Mike and Terre Kelly are like hundreds of other parents.
But then again, they're so rare, they've been inducted into the Hilton Head Island High School Athletic Hall of Fame -- as volunteers working the concession stand.
The Kellys were honored with athletes Victor Frazier, Tom Rhoads, Mark Hodson, Laura Knapp Bumby and Jennifer White Douglas at the football game Friday night.
"It was like the movie 'It's a Wonderful Life' except for the jumping off the bridge part," Terre said.
They both jumped right in at Gator youth football games soon after moving to the island in 1988. With seven children all told -- "yours, mine and ours," Terre said -- volunteering at their schools and church was how Terre got inducted into life on an island she calls "Small Town, USA," not a resort.

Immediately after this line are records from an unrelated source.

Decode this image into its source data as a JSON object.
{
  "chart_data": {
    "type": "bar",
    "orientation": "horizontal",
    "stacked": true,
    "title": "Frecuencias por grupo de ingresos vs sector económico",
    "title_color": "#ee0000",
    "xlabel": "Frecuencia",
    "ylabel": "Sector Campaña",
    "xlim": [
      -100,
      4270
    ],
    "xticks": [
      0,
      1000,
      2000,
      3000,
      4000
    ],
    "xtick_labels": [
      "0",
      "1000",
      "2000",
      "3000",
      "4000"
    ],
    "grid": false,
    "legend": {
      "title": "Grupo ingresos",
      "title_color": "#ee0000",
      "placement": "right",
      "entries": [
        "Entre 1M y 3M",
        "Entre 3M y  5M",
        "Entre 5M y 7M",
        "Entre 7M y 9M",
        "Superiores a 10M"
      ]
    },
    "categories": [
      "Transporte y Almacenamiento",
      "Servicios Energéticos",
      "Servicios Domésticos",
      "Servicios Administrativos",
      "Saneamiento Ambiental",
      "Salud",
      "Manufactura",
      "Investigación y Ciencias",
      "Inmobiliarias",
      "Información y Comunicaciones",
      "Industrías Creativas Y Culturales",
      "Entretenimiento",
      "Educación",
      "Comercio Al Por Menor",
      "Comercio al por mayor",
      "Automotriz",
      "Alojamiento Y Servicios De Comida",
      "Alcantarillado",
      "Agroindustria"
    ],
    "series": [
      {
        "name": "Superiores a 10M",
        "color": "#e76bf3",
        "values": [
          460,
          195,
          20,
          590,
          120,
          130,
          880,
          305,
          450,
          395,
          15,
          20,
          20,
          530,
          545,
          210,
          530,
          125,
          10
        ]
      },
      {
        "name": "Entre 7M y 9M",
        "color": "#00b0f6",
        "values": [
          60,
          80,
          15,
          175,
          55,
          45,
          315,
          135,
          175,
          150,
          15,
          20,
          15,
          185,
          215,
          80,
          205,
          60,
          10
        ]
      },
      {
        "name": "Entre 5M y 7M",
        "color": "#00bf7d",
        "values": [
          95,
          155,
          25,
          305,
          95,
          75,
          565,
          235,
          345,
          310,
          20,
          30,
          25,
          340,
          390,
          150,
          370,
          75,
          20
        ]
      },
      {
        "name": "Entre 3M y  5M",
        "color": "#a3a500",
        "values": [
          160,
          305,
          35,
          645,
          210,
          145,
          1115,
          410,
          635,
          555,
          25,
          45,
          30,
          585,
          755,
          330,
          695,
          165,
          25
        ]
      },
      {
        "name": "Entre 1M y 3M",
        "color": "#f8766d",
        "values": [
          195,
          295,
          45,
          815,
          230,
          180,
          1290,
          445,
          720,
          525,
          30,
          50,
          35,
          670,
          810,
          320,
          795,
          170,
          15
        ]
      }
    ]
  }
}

As the story goes, George Shelor asked Mike to relieve him for a few minutes cooking burgers at a Gators football game, and never came back. Or, when he got back, Mike had taken charge, which he is good at, and wouldn't move.
Two decades later, a large grill and separate building next to the high school football field's concession stand are needed for the famous "Kelly Burger." They call the place "Kelly's 51 Yardline Cafè."
Mike Kelly likes to think big. He named his business Kelly and Sons Plumbing Co. when his boys were toddlers.
The couple who met at an adult softball game in Memphis, Tenn., have all but lived on the fields of Hilton Head. They have run concessions for the Gators, Dixie Youth baseball, the middle school, the high school baseball team and American Legion baseball. And they're still going, seven years after their last child got out of high school, and with their 12th grandchild on the way.
They represent a long, thin line of people who have chipped in to boost school spirit, support parks and raise money for youth activities. They say it's an honor to have the opportunity and ability to volunteer -- even on that Friday night when the moon was full, the stadium was packed, the line was three deep at the 51 Yardline Cafè, and the Kellys entertained everybody by fighting ("He wasn't doing anything but standing there flipping burgers, telling me ...").
It's certainly more than flipping burgers.
Terre got to be known for her speech to parents at the start of the youth baseball season. She would ask them why they were there. If she got a blank stare, she'd say, "I hope it's so you can be involved in your child's life. I hope it's so you can meet people, get involved, and maybe mentor a few other kids along the way."
Terre said that's what she and Mike have been trying to do all these years, "in the simplest of ways."